Uso volontariamente quest'espressione recentissima, pronunciata da una nostra vecchia (nel senso pieno ed esaustivo del termine) conoscenza romana, per definire il sacrificio di un servitore dello Stato.

Ma ormai in un calendario laico pieno di eroi mafiosi, di perseguitati piduisti, di martiri corruttori, un posto, un giorno lo si troverà anche per il Giulio romano.

Io, come anticipavo nell'incipit, cerco notizie, le commento e le restituisco al mondo che me le fornisce per riceverle arricchite dai commenti di chi mi gratifica leggendomi.

E' innegabile dunque che "chi cerca" se le "cerchi".

Tra le notizie degli ultimi giorni mi sono imbattuto in una nota d'agenzia che riportava la notizia del controllo della polizia inglese effettuato su Mario Balotelli, fermato alla guida di un'autovettura e trovato dagli agenti con qualche migliaio di euro in contanti.
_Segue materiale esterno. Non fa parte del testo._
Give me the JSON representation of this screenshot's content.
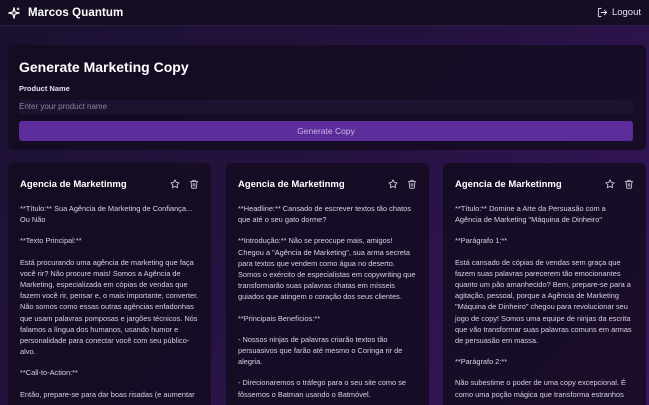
{
  "app": {
    "title": "Marcos Quantum",
    "logout_label": "Logout"
  },
  "generator": {
    "heading": "Generate Marketing Copy",
    "product_label": "Product Name",
    "product_placeholder": "Enter your product name",
    "product_value": "",
    "button_label": "Generate Copy"
  },
  "cards": [
    {
      "title": "Agencia de Marketinmg",
      "paragraphs": [
        "**Título:** Sua Agência de Marketing de Confiança... Ou Não",
        "**Texto Principal:**",
        "Está procurando uma agência de marketing que faça você rir? Não procure mais! Somos a Agência de Marketing, especializada em cópias de vendas que fazem você rir, pensar e, o mais importante, converter. Não somos como essas outras agências enfadonhas que usam palavras pomposas e jargões técnicos. Nós falamos a língua dos humanos, usando humor e personalidade para conectar você com seu público-alvo.",
        "**Call-to-Action:**",
        "Então, prepare-se para dar boas risadas (e aumentar"
      ]
    },
    {
      "title": "Agencia de Marketinmg",
      "paragraphs": [
        "**Headline:** Cansado de escrever textos tão chatos que até o seu gato dorme?",
        "**Introdução:** Não se preocupe mais, amigos! Chegou a \"Agência de Marketing\", sua arma secreta para textos que vendem como água no deserto. Somos o exército de especialistas em copywriting que transformarão suas palavras chatas em mísseis guiados que atingem o coração dos seus clientes.",
        "**Principais Benefícios:**",
        "- Nossos ninjas de palavras criarão textos tão persuasivos que farão até mesmo o Coringa rir de alegria.",
        "- Direcionaremos o tráfego para o seu site como se fôssemos o Batman usando o Batmóvel."
      ]
    },
    {
      "title": "Agencia de Marketinmg",
      "paragraphs": [
        "**Título:** Domine a Arte da Persuasão com a Agência de Marketing \"Máquina de Dinheiro\"",
        "**Parágrafo 1:**",
        "Está cansado de cópias de vendas sem graça que fazem suas palavras parecerem tão emocionantes quanto um pão amanhecido? Bem, prepare-se para a agitação, pessoal, porque a Agência de Marketing \"Máquina de Dinheiro\" chegou para revolucionar seu jogo de copy! Somos uma equipe de ninjas da escrita que vão transformar suas palavras comuns em armas de persuasão em massa.",
        "**Parágrafo 2:**",
        "Não subestime o poder de uma copy excepcional. É como uma poção mágica que transforma estranhos"
      ]
    }
  ]
}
Tralascio la risposta spocchiosa del ragazzino ("sono ricco e me lo posso permettere") avrà modo e tempo di trovare da se ridicole queste affermazioni. Mi concentro invece sull'episodio in sé che mi appare curioso e segna i tempi: il dover giustificare il possesso del denaro che si tiene in tasca.

Curioso perché agli albori dell'unità d'Italia erano gli inglesi a rimproverarci e ad additarci alla pubblica opinione del tempo quale regime poliziesco.

Il conte di Cavour durante una riunione nel circolo dei nobili di Torino su vantò del rispetto dei principi liberali che distingueva la polizia nel Piemonte sabaudo al punto da non esser, per rispetto della libertà individuale, inferiore a quella inglese.
Racconta una cronaca del tempo che tra gli invitati vi fosse un giovane cronista inglese che rivolgendosi al conte di Cavour gli disse: “Signor capo del governo, per tagliar corto alle discussioni accademiche facciamo una scommessa: prima di notte senza violare alcuna legge sarò imprigionato.”
Conoscendo il gusto per la scommessa degli inglesi e non volendo esser scortese, Cavour accettò, quasi per “onor di firma”.
La cronaca così prosegue: “Il giovane inglese, uscito di là, si truccò mirabilmente da cialtrone, indi, a sera inoltrata, si ridusse in una bettola di Piazza Italia dove bazzicava la gente di malaffare. Bevette vistosamente, poi, quando gli parve esser abbastanza brillo, estrasse per pagare un involto contenente alcuni biglietti da mille. Tanto bastò! Venne adocchiato, denunziato, ghermito. Quando fu in carcere, mandò al suo contraddittore due righe di lettera: Signor conte sono in prigione senza aver fatto niente, venga a liberarmi.”
Gli inglesi vittoriani si stupivano allora della possibilità che, nell’Italia liberale, si potesse esser arrestati senza alcun motivo.
E si stupiscono ancora oggi per il fatto che nel nostro paese, dopo un secolo e mezzo, non si possano rivolgere domande al Basso Sultano per indagare l'origine delle sue fortune economiche.
Ma quello era il XIX secolo, altri tempi, tempi bui, diversi dai nostri ossigenati dagli zefiri della democrazia e della giustizia e dell’uguaglianza di tutti i cittadini dinanzi alla legge.